FOTO: Jean Peixoto/Prefeitura de Esteio

Da redação* | A Vigilância em Saúde da Secretaria Municipal de Saúde (SMS) de Esteio está realizando uma série de ações durante a Expointer 2018, no Parque de Exposições Assis Brasil. São fiscalizações ambientais, sanitárias e de saúde, feitas para garantir a segurança de quem visita o parque nos nove dias em que a exposição acontece. Na última terça-feira (28), agentes vistoriaram a concentração de cloro na água, fiscalizaram restaurantes e promoveram um bate-papo com expositores que trabalham com alimentos no parque, além de combater possíveis focos de dengue.

Durante a feira, a agente sanitária Marian Hubscher sai todos os dias para realizar a medição da quantidade de cloro na água em sete pontos do Parque de Exposições. A medida é uma forma de garantir que a concentração do químico na água que está sendo utilizada nos restaurantes e para o consumo direto da torneira não seja superior a 5 mg/L, considerada imprópria para o consumo. “A ação é permanente durante todo o período da Expointer. O local conta com muitas caixas d’água e isso ajuda na concentração de cloro. Com a fiscalização diária, garantimos a qualidade constante da água”, disse. Quando os níveis estão acima do limite máximo, ou próximo deles, a Vigilância em Saúde notifica a Corsan.
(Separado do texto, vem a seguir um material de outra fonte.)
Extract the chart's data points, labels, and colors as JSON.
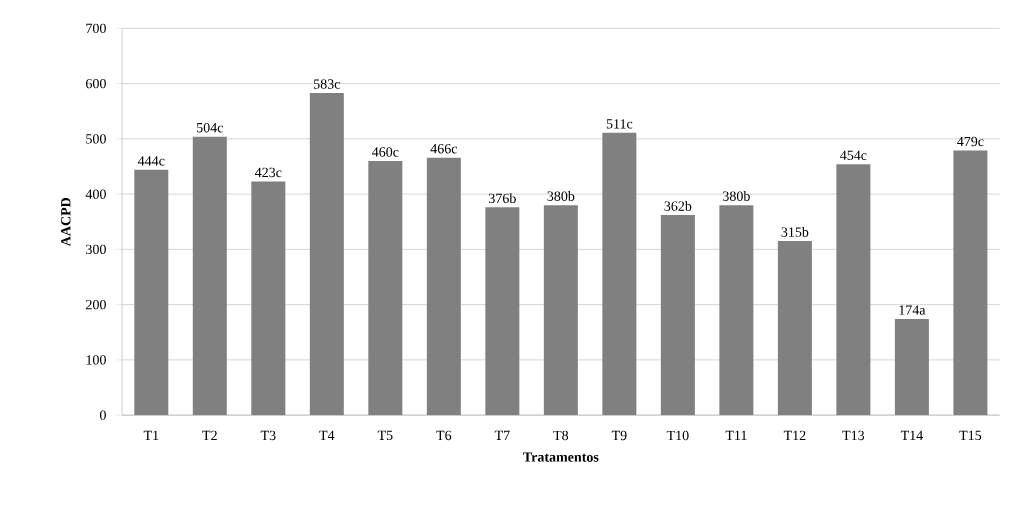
{
  "chart_data": {
    "type": "bar",
    "xlabel": "Tratamentos",
    "ylabel": "AACPD",
    "categories": [
      "T1",
      "T2",
      "T3",
      "T4",
      "T5",
      "T6",
      "T7",
      "T8",
      "T9",
      "T10",
      "T11",
      "T12",
      "T13",
      "T14",
      "T15"
    ],
    "values": [
      444,
      504,
      423,
      583,
      460,
      466,
      376,
      380,
      511,
      362,
      380,
      315,
      454,
      174,
      479
    ],
    "value_labels": [
      "444c",
      "504c",
      "423c",
      "583c",
      "460c",
      "466c",
      "376b",
      "380b",
      "511c",
      "362b",
      "380b",
      "315b",
      "454c",
      "174a",
      "479c"
    ],
    "color": "#808080",
    "ylim": [
      0,
      700
    ],
    "yticks": [
      0,
      100,
      200,
      300,
      400,
      500,
      600,
      700
    ],
    "grid": "y"
  }
}
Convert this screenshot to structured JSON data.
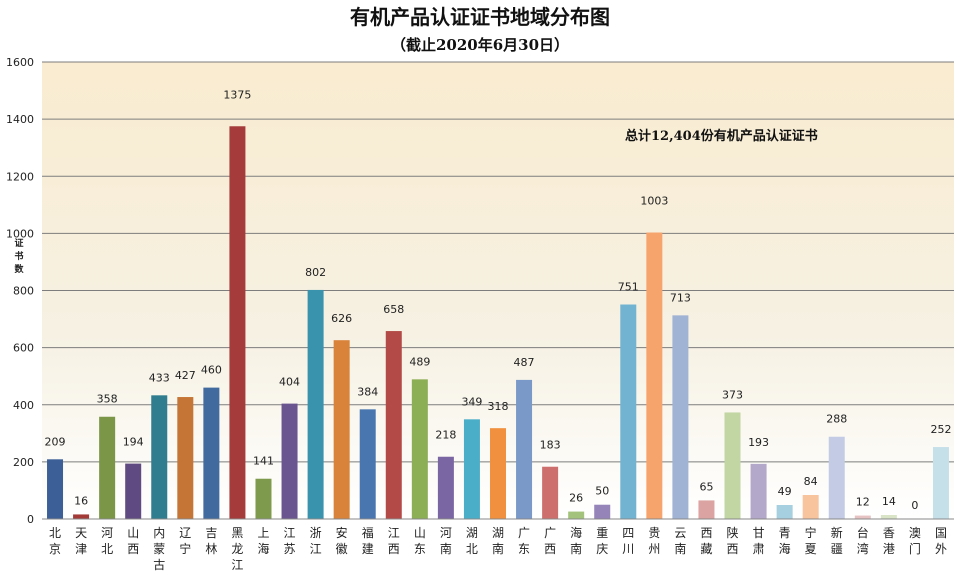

Enquanto isso, nas praças de alimentação do Parque, fiscais sanitários conferem a produção e o modo de conservação dos alimentos. O trato incorreto dos produtos pode gerar problemas para a saúde de quem consome nestes locais. Quando encontrada alguma irregularidade, o estabelecimento é notificado, e, não fazendo as adequações, poderá ser interditado. Para Leandro Martins, responsável pela cozinha de um dos restaurantes da feira, a fiscalização é muito importante e serve para garantir a segurança do comprador e a de quem trabalha. “É muito bom que essas ações aconteçam. Temos que ter noção do quanto é importante estar com tudo certo e, assim evitar problemas com os clientes”, comentou. Ao mesmo tempo, os fiscais Marcos e Eduardo Terra averiguavam os freezers, as condições dos alimentos e os locais onde estavam guardados. Desta vez, as equipes estavam concentradas em fazer o controle de hortifrútis, que em muitas situações não recebem a devida atenção na hora da lavagem e desinfecção.

A outra preocupação da Vigilância em Saúde é o aparecimento de possíveis focos de dengue durante a Expointer. Para isso, foram espalhadas pelo parque cinco armadilhas. João Silveira, agente de fiscalização da dengue, é o responsável por verificá-las. Ele comentou que o serviço começa uma semana antes da abertura oficial do evento. “É preciso de sete dias para que os ovos do mosquito se tornem novos insetos. Por isso, precisamos estar aqui antes dos estandes estarem montados, para que, quando o evento ocorra, estejamos prontos e agir, caso tenha necessidade”. Nos locais onde as armadilhas estão montadas, há a sinalização para que a população não interfira na captura das larvas do mosquito. Durante a toda a feira, não foi constatada a presença do inseto.

Além de ações de campo, a Vigilância realiza, na casa onde está atuando dentro do evento, dicas e palestras para os donos de comércio alimentício durante a feira. No encontro, são apresentadas as formas corretas de higienização de cada alimento e utensílio, além dos itens obrigatórios no preparo de cada um deles. As condições ideais de tempo e temperatura também são passadas. Estas medidas, garantem a prevenção de Doenças Transmitidas por Alimentos (DTAS).